Reckless - Candace Wondrak Page 0,74

Do we really want to try to be anything when this entire town will look at us like we’re complicit? Is that what we want?” Another plea, but it fell on deaf ears. If she wanted me to be the bad guy here, I couldn’t.

I lifted a hand, lightly brushing at her cheek, moving the hair out of her face. “I want to kiss you,” I murmured, stepping closer to her, my other hand finding her hip and holding her there, “but I’m a little nervous that Dante’s going to pop out of these bushes and attack me again.”

Her chest hummed against mine. “I’ll have your back.”

It was all I needed to hear, all she needed to say. I lowered my face to hers, our foreheads touching before our noses grazed each other’s. Then, finally, after what felt like so long apart, our lips met, and it was like fireworks in my head. Having this girl in my arms, tasting her again, feeling her tongue sweep across my lower lip and push inside my mouth to dance with mine…I couldn’t describe it. I was on cloud nine.

Jaz practically melted against me, her body leaning into me, becoming one with me as much as she could while we were still clothed. God, I wanted to lay her down, tear off her clothes, and give her the attention she deserved, the love she needed.

I broke our lip lock enough to say, “I need you, Jaz, and I don’t care who knows it. I’ve needed you since the beginning.” Truer words I’d never spoken. My heart, my soul, laid bare for her to see and do with as she pleased. Whatever happened after this, at least I’d know I gave it my all. I gave her my all. “I’m sorry for everything I’ve done.

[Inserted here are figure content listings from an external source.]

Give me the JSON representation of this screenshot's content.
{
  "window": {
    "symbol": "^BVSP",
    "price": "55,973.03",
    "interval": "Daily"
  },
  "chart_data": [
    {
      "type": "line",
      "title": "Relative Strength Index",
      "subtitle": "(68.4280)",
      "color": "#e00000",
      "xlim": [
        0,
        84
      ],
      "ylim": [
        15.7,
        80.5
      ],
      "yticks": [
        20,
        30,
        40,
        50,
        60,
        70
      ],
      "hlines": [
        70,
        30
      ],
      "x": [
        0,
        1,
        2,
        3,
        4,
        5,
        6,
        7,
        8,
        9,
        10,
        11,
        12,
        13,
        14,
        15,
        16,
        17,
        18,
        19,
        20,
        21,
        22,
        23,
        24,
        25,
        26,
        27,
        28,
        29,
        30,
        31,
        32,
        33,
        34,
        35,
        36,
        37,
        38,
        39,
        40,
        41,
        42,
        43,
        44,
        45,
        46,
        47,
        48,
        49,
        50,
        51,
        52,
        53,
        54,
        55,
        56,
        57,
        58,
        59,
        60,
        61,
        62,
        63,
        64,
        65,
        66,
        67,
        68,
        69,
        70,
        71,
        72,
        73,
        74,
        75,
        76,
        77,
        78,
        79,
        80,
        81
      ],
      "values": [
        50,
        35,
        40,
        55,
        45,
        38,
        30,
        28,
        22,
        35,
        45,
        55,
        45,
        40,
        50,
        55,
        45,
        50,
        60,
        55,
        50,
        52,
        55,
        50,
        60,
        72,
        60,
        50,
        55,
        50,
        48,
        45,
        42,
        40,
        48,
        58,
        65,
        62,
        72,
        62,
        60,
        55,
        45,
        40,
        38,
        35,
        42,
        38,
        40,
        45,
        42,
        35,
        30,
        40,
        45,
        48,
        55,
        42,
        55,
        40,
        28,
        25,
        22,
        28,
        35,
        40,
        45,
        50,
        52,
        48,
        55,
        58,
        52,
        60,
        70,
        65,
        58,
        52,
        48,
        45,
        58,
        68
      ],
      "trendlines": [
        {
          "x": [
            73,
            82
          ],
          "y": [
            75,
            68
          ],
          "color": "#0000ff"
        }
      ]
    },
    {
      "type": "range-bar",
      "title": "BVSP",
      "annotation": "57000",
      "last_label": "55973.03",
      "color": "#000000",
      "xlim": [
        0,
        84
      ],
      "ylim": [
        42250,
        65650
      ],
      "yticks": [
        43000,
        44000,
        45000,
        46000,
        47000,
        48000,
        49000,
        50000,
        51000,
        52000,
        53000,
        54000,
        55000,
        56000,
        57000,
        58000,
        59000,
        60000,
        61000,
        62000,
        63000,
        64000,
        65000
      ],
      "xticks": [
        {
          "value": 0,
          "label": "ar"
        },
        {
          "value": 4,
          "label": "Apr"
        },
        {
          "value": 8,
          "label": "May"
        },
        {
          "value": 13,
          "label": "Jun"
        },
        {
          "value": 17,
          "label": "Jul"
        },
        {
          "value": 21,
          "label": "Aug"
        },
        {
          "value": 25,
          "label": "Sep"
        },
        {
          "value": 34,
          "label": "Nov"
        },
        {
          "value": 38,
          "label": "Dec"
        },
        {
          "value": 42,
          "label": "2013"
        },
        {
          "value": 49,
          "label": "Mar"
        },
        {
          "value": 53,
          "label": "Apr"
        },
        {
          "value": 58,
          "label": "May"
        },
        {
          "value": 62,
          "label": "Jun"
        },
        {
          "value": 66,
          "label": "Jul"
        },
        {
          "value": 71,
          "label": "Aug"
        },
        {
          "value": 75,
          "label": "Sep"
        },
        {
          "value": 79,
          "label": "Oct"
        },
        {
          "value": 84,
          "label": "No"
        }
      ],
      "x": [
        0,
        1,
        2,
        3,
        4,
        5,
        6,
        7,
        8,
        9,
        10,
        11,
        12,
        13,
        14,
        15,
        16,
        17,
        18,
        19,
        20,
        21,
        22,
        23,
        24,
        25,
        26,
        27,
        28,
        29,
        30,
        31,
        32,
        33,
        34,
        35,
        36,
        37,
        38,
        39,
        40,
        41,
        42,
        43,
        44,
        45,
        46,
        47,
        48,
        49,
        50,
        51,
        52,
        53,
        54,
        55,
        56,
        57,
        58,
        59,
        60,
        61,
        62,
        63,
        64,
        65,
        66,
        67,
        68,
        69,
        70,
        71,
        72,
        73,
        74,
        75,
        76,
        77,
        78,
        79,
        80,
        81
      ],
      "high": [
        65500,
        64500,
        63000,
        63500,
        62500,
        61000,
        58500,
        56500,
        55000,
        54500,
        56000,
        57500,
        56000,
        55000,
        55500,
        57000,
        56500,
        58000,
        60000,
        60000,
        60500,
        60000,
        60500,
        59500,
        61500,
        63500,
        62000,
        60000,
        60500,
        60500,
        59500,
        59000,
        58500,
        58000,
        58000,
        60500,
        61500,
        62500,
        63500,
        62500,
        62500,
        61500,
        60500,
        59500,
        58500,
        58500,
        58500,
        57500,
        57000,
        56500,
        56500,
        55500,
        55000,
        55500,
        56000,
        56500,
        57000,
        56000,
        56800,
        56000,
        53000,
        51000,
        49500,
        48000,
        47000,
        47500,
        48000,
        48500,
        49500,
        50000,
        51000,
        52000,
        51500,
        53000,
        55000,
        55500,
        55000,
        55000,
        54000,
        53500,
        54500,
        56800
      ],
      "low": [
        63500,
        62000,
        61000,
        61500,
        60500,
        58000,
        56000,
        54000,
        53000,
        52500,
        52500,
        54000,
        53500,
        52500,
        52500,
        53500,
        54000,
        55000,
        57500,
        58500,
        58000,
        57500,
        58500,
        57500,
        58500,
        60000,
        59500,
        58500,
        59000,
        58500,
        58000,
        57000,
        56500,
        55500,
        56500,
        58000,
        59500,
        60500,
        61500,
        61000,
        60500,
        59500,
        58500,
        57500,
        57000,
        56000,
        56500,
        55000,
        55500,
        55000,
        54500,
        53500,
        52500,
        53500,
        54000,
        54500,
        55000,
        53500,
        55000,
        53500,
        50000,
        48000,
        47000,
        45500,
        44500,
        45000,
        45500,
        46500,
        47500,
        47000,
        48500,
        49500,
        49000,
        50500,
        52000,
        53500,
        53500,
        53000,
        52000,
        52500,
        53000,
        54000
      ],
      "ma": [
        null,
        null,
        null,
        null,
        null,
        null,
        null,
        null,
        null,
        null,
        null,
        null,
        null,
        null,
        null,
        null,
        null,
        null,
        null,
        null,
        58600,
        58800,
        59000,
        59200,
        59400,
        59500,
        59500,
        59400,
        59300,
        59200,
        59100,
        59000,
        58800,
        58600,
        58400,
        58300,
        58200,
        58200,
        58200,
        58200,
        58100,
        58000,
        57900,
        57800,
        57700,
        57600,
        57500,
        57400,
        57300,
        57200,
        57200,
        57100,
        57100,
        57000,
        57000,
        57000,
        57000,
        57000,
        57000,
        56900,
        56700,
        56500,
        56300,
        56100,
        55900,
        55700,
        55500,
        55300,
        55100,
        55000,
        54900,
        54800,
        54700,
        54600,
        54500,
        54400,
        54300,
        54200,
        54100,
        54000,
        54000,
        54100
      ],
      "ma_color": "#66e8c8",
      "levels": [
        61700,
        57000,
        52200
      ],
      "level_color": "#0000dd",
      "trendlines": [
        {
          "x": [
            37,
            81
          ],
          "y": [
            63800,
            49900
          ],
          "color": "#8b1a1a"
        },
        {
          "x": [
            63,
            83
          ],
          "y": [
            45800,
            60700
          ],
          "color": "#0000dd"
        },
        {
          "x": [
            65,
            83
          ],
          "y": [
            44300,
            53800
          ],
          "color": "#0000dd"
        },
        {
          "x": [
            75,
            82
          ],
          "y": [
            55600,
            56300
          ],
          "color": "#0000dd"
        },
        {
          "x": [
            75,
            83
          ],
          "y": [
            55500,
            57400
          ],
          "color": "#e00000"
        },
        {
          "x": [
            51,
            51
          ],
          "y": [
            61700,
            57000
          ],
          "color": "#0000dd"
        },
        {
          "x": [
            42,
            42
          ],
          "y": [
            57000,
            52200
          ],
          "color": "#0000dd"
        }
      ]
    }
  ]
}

I never…hurting you is the last thing I ever want to do—”

“Shh,” Jaz whispered, shushing me as she set a finger over my lips. Such a soft finger. I knew the rest of her was even softer. “No more lies between us. Promise?” The finger on my lips dropped to lean against my chest, bending down as a different finger poked up: her pinky.

She wanted me to pinky promise?

I wanted to laugh, but at the same time, I was too entranced by everything she was. Without a word, I met her pinky with mine, curling my finger around hers tightly. A moment passed, and finally I said, “I promise.”

Jaz made me want to be better. She made me want a future for myself, one of my own choosing. She made me feel alive, even if my whole world was crumbling. I didn’t deserve her…but was that going to stop me from going for her?

No. No it was not.

Chapter Sixteen – Dante

I had no idea if Vaughn was here or not. I’d done my own sleuthing to figure out where this party was, and I didn’t share the information with him. I just said that to further irritate Archer. At least, I hoped it irritated him to know multiple people were watching him and Jaz on their little date.

Whatever the fuck kind of date this was supposed to be. Starting over, blah, blah. Whatever.

I saw Archer and Jaz leave to go walk, and I was going to follow them, but two girls near the house caught my eye. They’d just arrived, stripping out of their shirts and into their skimpy swimsuits. Normally I’d take a second to stop and appreciate the beautiful bodies in front of me, but my heart and my eyes belonged to Jaz now. The me that used to play the field was gone.

And, regardless, it wasn’t so much the bodies themselves that caught my eye; it was the heads attached to the bodies. One with obnoxiously dyed red hair and one with dark, thick curls. Chelsea and Deetra, Brittany’s two best friends.

Considering their best friend was dead and her body was missing, they—no, they still looked terrible. Even the makeup piled onto their faces couldn’t hide the stress they’d been under. I bet they hadn’t seen Jaz and Archer yet, but it was only a matter of time until they did, and once that happened, they’d do their best to ruin the night.

That was not something I’d allow. I might threaten Archer, I might stalk them a bit, but if anyone was going to butt in it would be me and not either of them.